Disputes about children are always emotionally charged. When those disputes become intertwined with child maintenance, positions can quickly harden — particularly where one parent seeks a 50:50 shared care arrangement and the other opposes it.
In many cases, arguments about equal shared care are not solely about parenting time. They also carry financial consequences.
Without careful handling, this can create a difficult dynamic:
Children arrangements become battlegrounds for financial leverage
Disputes arise over the exact number of overnight stays
Financial matters stall while parenting issues are contested
Children experience prolonged uncertainty
This is precisely the type of situation where mediation can make a significant difference.
The Legal Backdrop: Why 50:50 Now Carries Greater Weight
The recent decision in OS v DT, given by HHJ Hess and certified as citable, has clarified an important legal point.
Where parents share care of their children exactly equally, the Child Maintenance Service (CMS) does not have jurisdiction under regulation 50 of the Child Support Maintenance Calculation Regulations 2012.
Because of this:
The statutory bar in sections 8(1) and 8(3) of the Child Support Act 1991 does not apply.
The court’s powers revive under section 23(1)(d) of the Matrimonial Causes Act 1973.
Parents do not need to apply to the CMS first.
In simple terms:
If care is truly 50:50, the court — not the CMS — may decide child maintenance.
That clarification is legally significant. But it also increases the stakes in shared care disputes.
Why This Can Increase Conflict
The financial reality is straightforward.
Under the statutory scheme, child maintenance depends on:
The paying parent’s income
The number of children
The number of nights the child spends with each parent
If care is 49/51, the CMS applies.
If care is 50/50, the CMS cannot act.
That single percentage point can determine:
Whether maintenance is payable at all
Whether the matter is handled administratively or litigated in court
The risk is that:
Parenting time becomes scrutinised for jurisdictional advantage
Overnight calculations become contested
The focus shifts from welfare to strategy
This is where conflict can escalate unnecessarily.
Mediation: Shifting the Focus Back to Children
Mediation offers a different pathway.
Rather than debating whether care is 49% or 50% in order to gain a financial advantage, mediation allows parents to:
Explore what arrangement genuinely works for their children
Discuss financial realities transparently
Understand the legal framework without weaponising it
Develop practical, bespoke solutions
Importantly, mediation recognises that children arrangements and financial provision are intrinsically linked — a point reinforced in Dickson v Rennie.

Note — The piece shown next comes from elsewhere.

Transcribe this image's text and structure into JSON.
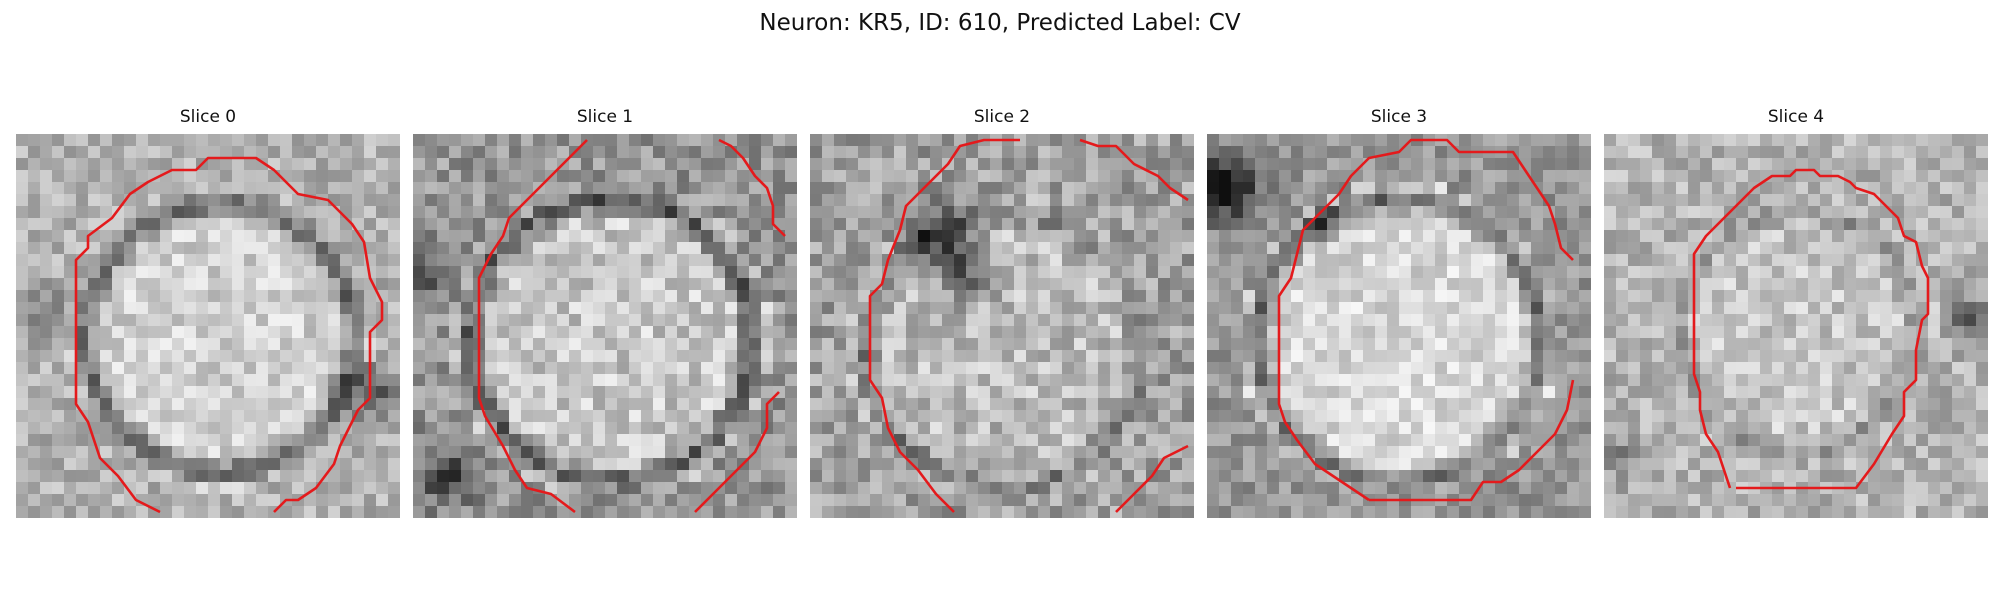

Housing needs, school fees, extracurricular activities and day-to-day costs all flow from the parenting structure. Trying to resolve one without the other often causes delay and mistrust.
What OS v DT Demonstrates in Practice
In OS v DT, although jurisdiction was established, the court declined to order regular maintenance. The parents shared care equally and both had substantial capital and earning capacity.
Instead, the court made a targeted order: the father was to meet 75% of the school fees.
This shows something important:
Even when maintenance is not appropriate, children’s financial needs still require thoughtful, tailored solutions.
Mediation is ideally suited to crafting those solutions — without the stress, cost and polarisation of litigation.
Avoiding the “Strategic” Trap
Now that equal shared care carries jurisdictional consequences, there is a risk that disputes may increasingly focus on:
Precise overnight counts
Technical definitions of day-to-day care
Tactical positioning
Mediation helps to prevent this by:
Encouraging transparency about financial concerns
Allowing both parents to express underlying anxieties
Refocusing discussions on long-term co-parenting
Reducing the adversarial framing that court proceedings can create
Where parents feel heard and informed, they are less likely to adopt entrenched positions.
A Child-Focused, Future-Focused Approach
The welfare of the child remains paramount. But welfare is best served by:
Stability
Reduced parental conflict
Clear and workable financial arrangements
A cooperative co-parenting relationship
Litigation can sometimes be necessary. However, many disputes about shared care and maintenance stem from misunderstanding, fear or financial uncertainty — issues that mediation can address constructively.
Conclusion
OS v DT [2025] EWFC 156 (B) brings clarity to child maintenance law in cases of exactly equal shared care. It confirms that:
The CMS has no jurisdiction in true 50:50 arrangements
The court’s powers revive
Parties can apply directly to court
But with clarity comes increased risk of tactical dispute.
Mediation offers a way to navigate these complex intersections between care and finance without escalating conflict. By addressing both issues together — transparently and constructively — parents can avoid delay, reduce stress and keep their children’s wellbeing at the centre of decision-making.
Early legal advice and mediation support can help clarify your position from the outset and prevent strategic disputes from taking hold.